Wednesday, August 10, 2011

Humbled


G. K. Chesterton,
The sun rises every morning. I do not rise every morning; but the variation is due not to my activity, but to my inaction. Now, to put the matter in a popular phrase, it might be true that the sun rises regularly because he never gets tired of rising. His routine might be due, not to a lifelessness, but to a rush of life.

The thing I mean can be seen, for instance, in children, when they find some game or joke that they specially enjoy. A child kicks his legs rhythmically through excess, not absence, of life. Because children have abounding vitality, because they are in spirit fierce and free, therefore they want things repeated and unchanged. They always say, "Do it again"; and the grown-up person does it again until he is nearly dead. For grown-up people are not strong enough to exult in monotony. But perhaps God is strong enough to exult in monotony.

It is possible that God says every morning, "Do it again" to the sun; and every evening, "Do it again" to the moon. It may not be automatic necessity that makes all daisies alike; it may be that God makes every daisy separately, but has never got tired of making them. It may be that He has the eternal appetite of infancy; for we have sinned and grown old, and our Father is younger than we. The repetition in Nature may not be a mere recurrence; it may be a theatrical encore.

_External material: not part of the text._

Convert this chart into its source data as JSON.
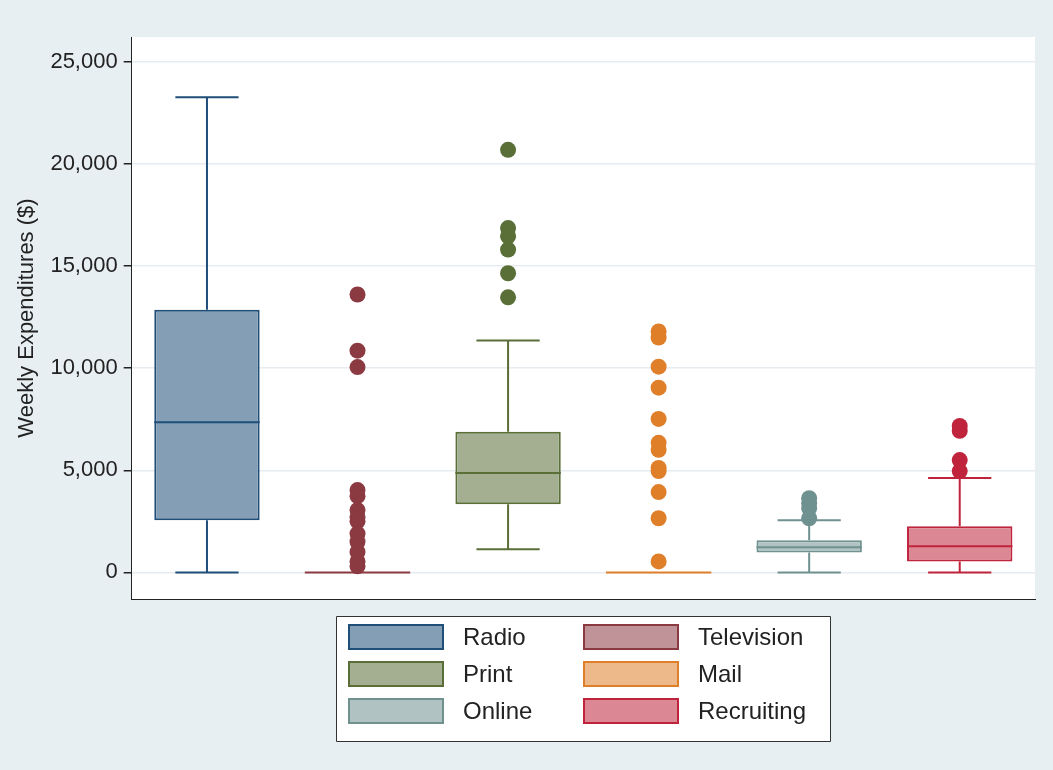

How beautiful every sunrise and sunset is, so beautiful that I am often brought to my knees in awe. I will never be able to achieve such beauty, wonderment, and perfection in my own art, and so how much more inspiring are those things which are consistently beautiful. To have so much life in every repetition, to have so much energy in every good thing that it never gets old, or that maybe its age strengthens its beauty. It's timelessness, evidenced by its energy, raises against the fickle human a bulwark that is either awful or comforting, and always strong.

Such is the sun.

How much more is its Creator? And how much more that this Creator raises His bulwark on which you lean comfortably against the onslaught of the wicked powers that claw almost as restlessly against you. How much more that the work is finished, is finishing, and will be finished inside of you, the broken and the battered. Such is the difficulty of trashing the sandy hut of your flesh, and instead calling that infinite Bastion standing incomparably taller than the opposition, home.